Several factors contributed to this surge:
- HDFC Bank made prudential provisioning for its HDB Finance stake sale
- Axis Bank increased provisions due to policy changes
- Kotak Mahindra Bank, Federal Bank, and South Indian Bank reported over two-fold increases in NPA provisioning
Public Sector Banks Buck the Trend
In contrast to their private counterparts, Public Sector Undertaking (PSU) banks showed a different pattern:
- PSU banks' loan loss provisioning decreased by 9.30% year-on-year to ₹13,356.40 crore
- Seven out of twelve PSU banks reported lower provisioning
- The share of PSU banks in total provisioning dropped to 46.20% from 57.10% in the previous year
Sector-wide Implications
Bank Category | Provisioning Amount (₹ crore) | Year-on-Year Change |
---|---|---|
Private Banks | 15,527.20 | +40.40% |
PSU Banks | 13,356.40 | -9.30% |
Total (Sample) | 28,883.60 | +12.00% |
The divergent trends between private and public sector banks underscore the varying approaches to risk assessment and management within the Indian banking system.
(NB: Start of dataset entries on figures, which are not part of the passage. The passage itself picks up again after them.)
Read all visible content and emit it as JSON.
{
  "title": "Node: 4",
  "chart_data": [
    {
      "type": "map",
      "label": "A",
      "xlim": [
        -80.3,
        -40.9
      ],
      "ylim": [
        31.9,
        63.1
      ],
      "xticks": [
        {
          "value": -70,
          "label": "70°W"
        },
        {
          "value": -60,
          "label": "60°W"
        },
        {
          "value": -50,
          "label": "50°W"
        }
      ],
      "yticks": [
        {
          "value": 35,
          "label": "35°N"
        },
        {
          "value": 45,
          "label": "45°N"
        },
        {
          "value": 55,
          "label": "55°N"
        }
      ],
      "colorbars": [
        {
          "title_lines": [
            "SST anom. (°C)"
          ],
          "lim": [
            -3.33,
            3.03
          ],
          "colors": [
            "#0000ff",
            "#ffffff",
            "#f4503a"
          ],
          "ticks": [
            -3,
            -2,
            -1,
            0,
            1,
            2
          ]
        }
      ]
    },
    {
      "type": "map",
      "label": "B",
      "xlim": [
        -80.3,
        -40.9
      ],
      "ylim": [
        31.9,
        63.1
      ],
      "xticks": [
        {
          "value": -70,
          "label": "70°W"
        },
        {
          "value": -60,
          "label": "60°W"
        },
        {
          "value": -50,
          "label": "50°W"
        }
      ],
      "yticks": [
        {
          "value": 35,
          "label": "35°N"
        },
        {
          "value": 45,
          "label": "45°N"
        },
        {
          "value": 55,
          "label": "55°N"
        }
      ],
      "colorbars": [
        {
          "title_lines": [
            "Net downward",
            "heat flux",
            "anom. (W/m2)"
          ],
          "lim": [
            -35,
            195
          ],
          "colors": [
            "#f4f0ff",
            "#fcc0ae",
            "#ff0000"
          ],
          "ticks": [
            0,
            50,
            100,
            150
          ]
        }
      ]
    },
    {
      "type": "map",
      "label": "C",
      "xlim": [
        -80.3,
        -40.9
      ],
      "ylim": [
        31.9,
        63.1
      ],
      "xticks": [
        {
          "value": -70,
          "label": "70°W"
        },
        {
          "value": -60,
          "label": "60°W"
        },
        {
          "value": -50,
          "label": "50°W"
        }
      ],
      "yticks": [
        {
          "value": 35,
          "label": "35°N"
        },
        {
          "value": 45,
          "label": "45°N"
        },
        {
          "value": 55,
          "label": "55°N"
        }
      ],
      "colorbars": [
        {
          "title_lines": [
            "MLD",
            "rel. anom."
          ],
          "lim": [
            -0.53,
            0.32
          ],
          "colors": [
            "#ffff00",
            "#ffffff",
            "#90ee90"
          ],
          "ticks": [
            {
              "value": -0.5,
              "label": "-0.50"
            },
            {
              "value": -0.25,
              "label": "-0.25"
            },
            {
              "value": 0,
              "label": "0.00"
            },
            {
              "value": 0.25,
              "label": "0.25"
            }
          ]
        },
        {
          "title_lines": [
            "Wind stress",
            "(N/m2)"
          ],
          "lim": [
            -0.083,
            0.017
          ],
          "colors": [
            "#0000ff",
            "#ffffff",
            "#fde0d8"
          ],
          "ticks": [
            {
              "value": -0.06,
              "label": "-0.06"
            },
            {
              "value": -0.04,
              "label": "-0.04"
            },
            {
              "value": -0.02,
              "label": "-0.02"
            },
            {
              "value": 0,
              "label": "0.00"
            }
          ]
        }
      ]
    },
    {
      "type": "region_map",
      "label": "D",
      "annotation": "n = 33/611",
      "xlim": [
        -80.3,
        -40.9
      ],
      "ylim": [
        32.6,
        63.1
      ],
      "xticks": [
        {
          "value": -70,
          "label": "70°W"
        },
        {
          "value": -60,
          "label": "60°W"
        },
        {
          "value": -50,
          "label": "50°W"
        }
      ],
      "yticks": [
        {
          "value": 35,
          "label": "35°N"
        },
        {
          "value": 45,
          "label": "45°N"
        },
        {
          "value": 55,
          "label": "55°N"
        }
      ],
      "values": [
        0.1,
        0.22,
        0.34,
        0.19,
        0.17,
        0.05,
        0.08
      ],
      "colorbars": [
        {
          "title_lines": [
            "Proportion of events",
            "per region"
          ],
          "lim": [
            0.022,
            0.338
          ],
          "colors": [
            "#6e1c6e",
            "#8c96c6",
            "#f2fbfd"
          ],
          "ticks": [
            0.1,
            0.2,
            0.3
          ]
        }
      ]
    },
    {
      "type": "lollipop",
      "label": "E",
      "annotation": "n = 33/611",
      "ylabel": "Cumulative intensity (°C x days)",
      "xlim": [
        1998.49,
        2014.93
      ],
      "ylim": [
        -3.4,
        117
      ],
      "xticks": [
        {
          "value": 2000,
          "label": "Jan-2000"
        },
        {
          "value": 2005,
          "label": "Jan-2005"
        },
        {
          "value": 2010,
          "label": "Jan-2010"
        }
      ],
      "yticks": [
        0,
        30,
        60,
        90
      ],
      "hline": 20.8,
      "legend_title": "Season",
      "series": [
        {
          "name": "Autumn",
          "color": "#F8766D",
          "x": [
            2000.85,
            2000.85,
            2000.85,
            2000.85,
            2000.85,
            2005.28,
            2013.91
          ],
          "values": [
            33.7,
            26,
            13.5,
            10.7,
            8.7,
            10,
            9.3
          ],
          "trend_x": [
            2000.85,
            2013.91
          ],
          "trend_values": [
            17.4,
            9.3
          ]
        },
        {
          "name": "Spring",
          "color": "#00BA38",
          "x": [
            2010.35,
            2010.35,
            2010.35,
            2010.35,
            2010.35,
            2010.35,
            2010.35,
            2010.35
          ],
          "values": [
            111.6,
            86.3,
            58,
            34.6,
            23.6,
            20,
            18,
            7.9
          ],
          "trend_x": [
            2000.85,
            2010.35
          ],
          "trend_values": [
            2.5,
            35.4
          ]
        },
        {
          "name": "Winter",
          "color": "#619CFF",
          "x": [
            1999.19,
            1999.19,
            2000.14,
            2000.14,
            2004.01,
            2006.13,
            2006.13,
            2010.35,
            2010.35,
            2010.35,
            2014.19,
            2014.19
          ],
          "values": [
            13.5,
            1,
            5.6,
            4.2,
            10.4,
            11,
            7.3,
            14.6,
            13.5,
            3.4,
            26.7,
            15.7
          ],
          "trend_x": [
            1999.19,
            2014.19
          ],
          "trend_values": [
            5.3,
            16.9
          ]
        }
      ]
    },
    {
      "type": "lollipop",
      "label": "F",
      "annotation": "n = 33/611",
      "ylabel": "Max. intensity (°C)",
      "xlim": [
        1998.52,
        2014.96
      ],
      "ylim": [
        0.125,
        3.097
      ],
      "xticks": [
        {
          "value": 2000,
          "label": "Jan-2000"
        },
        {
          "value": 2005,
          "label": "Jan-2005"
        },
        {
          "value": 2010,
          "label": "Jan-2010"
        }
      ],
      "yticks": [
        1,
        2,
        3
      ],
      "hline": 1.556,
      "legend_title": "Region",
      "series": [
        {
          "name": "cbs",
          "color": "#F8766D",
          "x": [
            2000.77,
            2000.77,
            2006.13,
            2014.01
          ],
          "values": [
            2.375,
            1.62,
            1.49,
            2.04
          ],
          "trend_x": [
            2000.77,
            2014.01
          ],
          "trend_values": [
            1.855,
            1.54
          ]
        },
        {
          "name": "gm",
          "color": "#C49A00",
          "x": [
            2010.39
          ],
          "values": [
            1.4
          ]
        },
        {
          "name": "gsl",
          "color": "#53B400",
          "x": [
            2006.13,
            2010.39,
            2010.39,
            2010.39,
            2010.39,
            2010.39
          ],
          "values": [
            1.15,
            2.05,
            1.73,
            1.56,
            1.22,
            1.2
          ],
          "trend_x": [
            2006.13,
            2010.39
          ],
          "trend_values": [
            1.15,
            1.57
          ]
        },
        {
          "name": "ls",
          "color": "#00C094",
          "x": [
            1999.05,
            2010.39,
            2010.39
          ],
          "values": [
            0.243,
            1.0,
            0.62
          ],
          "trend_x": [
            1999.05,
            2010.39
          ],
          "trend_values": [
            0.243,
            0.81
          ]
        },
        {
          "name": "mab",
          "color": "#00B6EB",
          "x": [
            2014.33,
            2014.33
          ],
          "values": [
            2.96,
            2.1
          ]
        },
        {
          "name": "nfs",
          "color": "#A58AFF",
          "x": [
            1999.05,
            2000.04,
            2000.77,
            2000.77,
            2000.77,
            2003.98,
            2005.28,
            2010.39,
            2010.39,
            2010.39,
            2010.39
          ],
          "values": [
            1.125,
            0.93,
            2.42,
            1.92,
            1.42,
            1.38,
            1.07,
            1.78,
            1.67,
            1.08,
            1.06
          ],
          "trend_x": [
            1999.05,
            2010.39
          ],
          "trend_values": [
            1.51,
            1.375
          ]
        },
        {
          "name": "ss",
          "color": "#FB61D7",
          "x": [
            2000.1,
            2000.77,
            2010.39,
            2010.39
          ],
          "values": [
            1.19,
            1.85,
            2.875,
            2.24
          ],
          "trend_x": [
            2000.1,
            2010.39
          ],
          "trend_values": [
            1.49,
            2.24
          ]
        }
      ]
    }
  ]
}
While private banks are bolstering their provisions, possibly in anticipation of potential economic headwinds, PSU banks appear to be taking a more optimistic stance.
Future Outlook
Analysts are cautiously optimistic about the future trajectory of loan loss provisioning in the banking sector. They anticipate a potential moderation in provisioning levels, particularly due to expected slowdown in slippages from the MSME (Micro, Small, and Medium Enterprises) segment in the coming quarters.
This development in loan loss provisioning reflects the banking sector's ongoing efforts to strengthen balance sheets and maintain financial stability amidst evolving economic conditions. As the financial landscape continues to shift, these trends will be crucial in shaping the overall health and resilience of India's banking system.